MRI was performed using a 1.5-T system (n = 43) (1.5T Gyroscan Intera NT or Achiva 1.5T Nova dual; Philips Medical Systems, Best, The Netherlands) or a 3-T system (n = 19) (Achieva; Philips Medical Systems, Best, The Netherlands) using a body coil for excitation and a pelvic phased-array coil for signal reception. The MRI parameters varied throughout the time of MRI data acquisition owing to adaptations of our standard clinical protocol. Peristalsis was suppressed with intramuscular administration of 20 mg of scopolamine butylbromide (Buscopan; Boehringer Ingelheim, Yamagata, Japan) or 1 mg of glucagon (Glucagon-G Novo; Eisai Co. Ltd., Tokyo, Japan). Axial and sagittal fast-spin-echo T2WIs were acquired with a repetition time (TR)/echo time (TE) of 3300–4800 ms/90–100 ms, a 4–5 mm slice thickness/1 mm gap, a 20- to 24-cm field of view (FOV), and a 192×256–256×256 matrix. Unenhanced T1WIs were acquired in the axial and sagittal planes with a spin-echo TR/TE of 525–700/6–10 ms, a 4–5-mm slice thickness/1 mm gap, a 20- to 24-cm FOV, and a 192×256–256×256 matrix. Axial DWI was obtained along three orthogonal directions using spin-echo-type single-shot echo planar imaging with the following parameters: b value = 0 and 1000 ms/mm2, TR/TE = 3000–4000/60–68 ms, a 3–4 mm slice thickness/no gap, a 24- to 45-cm FOV, and a 102×128–128×192 matrix. In half of the 62 patients (n = 31), after 0.1 mmol/kg gadolinium diethylenetriaminepentaacetic acid (Magnevist; Bayer Schering Pharma, Osaka, Japan) had been administered at a rate of 2.0–3.0 ml/s, followed by a saline flush (15 ml at 2.0–3.0 ml/s), multiphase dynamic images (a 20-seconds acquisition time, 9 sections) were obtained using three-dimensional, fast-gradient-echo, T1-weighted fat-suppressed, sagittal or axial sequences (TR/TE = 14–15/7–8 ms, a 2–3 mm slice thickness/no gap, a 28- to 40-cm FOV, and a 128×128–192×256 matrix). Finally, we also obtained delayed (4–5 min later) T1-weighted fat-suppressed axial and sagittal sequences sequentially, with parameters similar to those used before injection of gadolinium diethylenetriaminepentaacetic acid. In the other 31 patients, after a single injection of gadolinium diethylenetriaminepentaacetic acid at a dose of 0.1 mmol/kg body weight, we obtained T1-weighted fat-suppressed axial, sagittal, and coronal sequences sequentially, using parameters similar to those used before injection of gadolinium diethylenetriaminepentaacetic acid.

Image analysis

Two radiologists with 13 and 6 years of gynecological MRI experience, who had no knowledge of either the histologic findings or the clinical data, retrospectively evaluated the three protocols for the following findings: (a) local pelvic recurrence (hysterectomy scar, vagina, ovariectomy scar), (b) pelvic lymph node metastasis, (c) intrapelvic peritoneal dissemination, and (d) pelvic bone metastasis using a five-point grading system (1: definitely absent, 2: probably absent, 3: indeterminate, 4: probably present, and 5: definitely present). The data for protocol A was that obtained by T2WI and unenhanced T1WI, data for protocol B consisted of the data from protocol A and DWI, and the data for protocol C consisted of the data from protocol B and contrast-enhanced imaging. Each dataset was reviewed with the consensus of the two readers after a minimum interval of 3 weeks to avoid any decision threshold bias due to reading-order effects.

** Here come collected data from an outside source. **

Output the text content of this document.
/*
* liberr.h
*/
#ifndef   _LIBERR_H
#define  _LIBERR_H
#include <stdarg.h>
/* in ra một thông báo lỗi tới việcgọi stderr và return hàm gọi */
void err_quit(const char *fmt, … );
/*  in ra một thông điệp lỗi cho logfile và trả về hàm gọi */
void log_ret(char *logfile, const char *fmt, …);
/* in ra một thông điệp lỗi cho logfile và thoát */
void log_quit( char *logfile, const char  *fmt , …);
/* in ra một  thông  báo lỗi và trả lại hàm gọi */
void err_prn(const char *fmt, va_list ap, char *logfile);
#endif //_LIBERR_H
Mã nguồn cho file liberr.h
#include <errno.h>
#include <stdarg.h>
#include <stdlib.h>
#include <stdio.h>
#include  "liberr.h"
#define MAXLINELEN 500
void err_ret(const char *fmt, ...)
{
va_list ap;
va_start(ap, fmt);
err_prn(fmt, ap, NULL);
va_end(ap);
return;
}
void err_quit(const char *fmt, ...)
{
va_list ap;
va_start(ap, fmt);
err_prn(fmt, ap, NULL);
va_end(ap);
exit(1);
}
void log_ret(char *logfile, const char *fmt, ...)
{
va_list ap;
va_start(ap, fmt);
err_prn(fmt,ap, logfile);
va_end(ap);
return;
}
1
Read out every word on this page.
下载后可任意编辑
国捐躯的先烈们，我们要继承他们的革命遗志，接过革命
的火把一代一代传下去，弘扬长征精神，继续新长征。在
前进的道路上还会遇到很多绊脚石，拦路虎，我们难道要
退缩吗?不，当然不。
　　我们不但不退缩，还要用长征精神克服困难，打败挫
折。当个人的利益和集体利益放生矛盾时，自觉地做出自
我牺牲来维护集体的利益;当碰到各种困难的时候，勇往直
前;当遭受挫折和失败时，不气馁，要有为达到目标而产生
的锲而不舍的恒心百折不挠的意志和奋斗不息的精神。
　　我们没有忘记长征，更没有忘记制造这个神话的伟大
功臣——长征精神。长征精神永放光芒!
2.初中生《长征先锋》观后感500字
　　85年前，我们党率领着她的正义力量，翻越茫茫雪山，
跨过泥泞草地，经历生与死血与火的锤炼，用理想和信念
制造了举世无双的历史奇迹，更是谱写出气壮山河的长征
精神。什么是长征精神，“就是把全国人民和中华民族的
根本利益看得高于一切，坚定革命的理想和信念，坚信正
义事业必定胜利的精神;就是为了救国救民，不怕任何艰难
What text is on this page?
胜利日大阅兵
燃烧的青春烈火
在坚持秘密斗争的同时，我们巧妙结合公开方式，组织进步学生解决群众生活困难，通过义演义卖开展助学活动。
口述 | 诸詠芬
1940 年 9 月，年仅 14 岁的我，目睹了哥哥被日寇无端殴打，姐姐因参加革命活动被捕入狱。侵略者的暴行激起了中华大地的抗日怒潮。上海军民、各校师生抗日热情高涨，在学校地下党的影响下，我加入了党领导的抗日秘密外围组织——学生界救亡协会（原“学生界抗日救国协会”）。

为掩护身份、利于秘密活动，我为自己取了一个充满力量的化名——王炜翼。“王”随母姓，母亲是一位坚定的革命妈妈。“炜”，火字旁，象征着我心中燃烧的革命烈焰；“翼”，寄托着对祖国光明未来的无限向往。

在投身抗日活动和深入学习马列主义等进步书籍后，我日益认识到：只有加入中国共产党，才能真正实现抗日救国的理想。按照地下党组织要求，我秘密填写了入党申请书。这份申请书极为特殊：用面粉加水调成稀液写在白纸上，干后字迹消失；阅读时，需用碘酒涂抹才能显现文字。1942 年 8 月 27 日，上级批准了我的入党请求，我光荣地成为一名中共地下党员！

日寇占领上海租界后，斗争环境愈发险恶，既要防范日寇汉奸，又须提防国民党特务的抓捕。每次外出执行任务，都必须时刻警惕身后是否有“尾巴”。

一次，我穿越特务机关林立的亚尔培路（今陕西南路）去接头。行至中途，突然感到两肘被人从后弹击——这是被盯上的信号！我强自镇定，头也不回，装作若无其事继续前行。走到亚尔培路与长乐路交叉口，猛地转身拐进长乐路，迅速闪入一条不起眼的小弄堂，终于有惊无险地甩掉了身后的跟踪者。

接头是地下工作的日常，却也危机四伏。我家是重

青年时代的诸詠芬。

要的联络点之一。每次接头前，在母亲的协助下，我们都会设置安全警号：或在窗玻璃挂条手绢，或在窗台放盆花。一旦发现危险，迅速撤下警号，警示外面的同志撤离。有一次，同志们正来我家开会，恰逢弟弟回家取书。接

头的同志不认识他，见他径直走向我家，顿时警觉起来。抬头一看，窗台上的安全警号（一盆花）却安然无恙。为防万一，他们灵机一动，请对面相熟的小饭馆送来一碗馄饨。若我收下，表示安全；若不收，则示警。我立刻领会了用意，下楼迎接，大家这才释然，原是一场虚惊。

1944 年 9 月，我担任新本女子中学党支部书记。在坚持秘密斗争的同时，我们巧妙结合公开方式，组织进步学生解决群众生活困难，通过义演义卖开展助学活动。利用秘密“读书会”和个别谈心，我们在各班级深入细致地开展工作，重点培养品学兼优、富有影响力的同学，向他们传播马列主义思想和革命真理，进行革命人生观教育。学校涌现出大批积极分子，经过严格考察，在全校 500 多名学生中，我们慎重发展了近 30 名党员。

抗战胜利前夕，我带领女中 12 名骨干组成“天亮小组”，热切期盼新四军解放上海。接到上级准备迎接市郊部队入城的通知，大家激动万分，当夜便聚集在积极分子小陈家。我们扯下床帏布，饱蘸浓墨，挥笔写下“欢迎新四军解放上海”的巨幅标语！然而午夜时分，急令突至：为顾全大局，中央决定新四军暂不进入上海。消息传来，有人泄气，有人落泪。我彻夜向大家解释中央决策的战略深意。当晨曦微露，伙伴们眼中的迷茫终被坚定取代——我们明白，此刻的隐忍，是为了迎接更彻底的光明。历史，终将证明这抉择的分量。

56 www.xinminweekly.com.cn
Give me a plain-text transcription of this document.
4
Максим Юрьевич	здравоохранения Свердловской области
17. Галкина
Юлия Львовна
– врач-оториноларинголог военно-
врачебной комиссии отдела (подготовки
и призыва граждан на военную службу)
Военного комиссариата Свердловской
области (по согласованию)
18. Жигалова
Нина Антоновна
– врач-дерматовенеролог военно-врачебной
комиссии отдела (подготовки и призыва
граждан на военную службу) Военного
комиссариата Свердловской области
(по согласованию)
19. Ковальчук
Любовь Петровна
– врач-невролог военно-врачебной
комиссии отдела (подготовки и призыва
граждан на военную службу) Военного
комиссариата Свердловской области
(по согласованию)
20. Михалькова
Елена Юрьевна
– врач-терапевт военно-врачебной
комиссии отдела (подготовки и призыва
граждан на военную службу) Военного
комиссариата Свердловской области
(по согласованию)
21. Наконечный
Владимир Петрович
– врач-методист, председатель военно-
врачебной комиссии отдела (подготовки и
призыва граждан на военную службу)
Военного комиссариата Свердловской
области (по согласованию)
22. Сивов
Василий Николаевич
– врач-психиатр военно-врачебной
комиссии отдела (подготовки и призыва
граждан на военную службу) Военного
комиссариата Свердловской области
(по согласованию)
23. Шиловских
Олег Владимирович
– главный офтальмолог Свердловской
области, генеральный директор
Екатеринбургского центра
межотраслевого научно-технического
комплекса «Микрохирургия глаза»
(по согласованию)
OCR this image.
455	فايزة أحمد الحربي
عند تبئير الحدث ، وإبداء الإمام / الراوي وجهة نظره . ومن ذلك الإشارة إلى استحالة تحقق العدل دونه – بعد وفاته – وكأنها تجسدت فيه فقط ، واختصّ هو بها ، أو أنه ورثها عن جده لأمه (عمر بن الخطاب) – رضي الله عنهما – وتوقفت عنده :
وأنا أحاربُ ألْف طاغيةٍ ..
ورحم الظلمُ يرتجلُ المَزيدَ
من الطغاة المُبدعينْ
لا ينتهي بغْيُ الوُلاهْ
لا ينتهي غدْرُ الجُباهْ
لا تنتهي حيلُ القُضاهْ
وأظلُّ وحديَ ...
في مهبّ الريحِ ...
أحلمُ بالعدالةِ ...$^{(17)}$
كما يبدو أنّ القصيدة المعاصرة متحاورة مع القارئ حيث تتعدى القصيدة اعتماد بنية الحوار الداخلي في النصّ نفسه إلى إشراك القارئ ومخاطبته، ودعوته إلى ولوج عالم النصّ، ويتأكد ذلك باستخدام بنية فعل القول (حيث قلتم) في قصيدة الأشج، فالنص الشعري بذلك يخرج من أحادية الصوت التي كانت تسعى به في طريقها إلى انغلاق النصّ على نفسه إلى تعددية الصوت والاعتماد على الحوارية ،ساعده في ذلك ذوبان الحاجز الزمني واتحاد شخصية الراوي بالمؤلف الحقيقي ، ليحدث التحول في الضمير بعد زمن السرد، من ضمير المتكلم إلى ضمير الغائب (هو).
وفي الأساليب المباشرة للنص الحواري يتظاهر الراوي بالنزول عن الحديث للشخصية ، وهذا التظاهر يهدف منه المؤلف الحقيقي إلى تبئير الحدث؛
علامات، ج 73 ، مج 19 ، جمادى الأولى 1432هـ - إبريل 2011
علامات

We referred to several previous standard criteria for restaging of gynecological malignancy on the basis of MRI interpretation [110]. Recurrent disease (local recurrence, peritoneal dissemination and bone metastasis) appears as a mass of intermediate to high signal intensity on T2WIs and low signal intensity on T1WIs. Areas of tumor recurrence appear bright on DWIs and demonstrate low signal intensity on apparent diffusion coefficient maps. A focal lesion with relatively early enhancement (45–90 s) on dynamic contrast-enhanced imaging or a different enhancement pattern relative to the surrounding tissue in a delayed scan was judged to be a recurrent lesion. Lymph node swelling larger than 1 cm in short-axis diameter was graded as metastasis. Furthermore, the presence of a central unenhanced area suggesting central necrosis was considered to be a malignant sign, whereas the presence of peripheral low attenuation suggesting a fatty hilum within a lymph node was considered to be a benign sign.

Standard of reference

Tumor recurrence was confirmed by surgery, percutaneous biopsy and by monitoring the progression or remission of the disease using clinical examinations, assessment of serum tumor marker levels, and imaging (CT, MRI, and FDG-PET/CT) during and after medical therapy.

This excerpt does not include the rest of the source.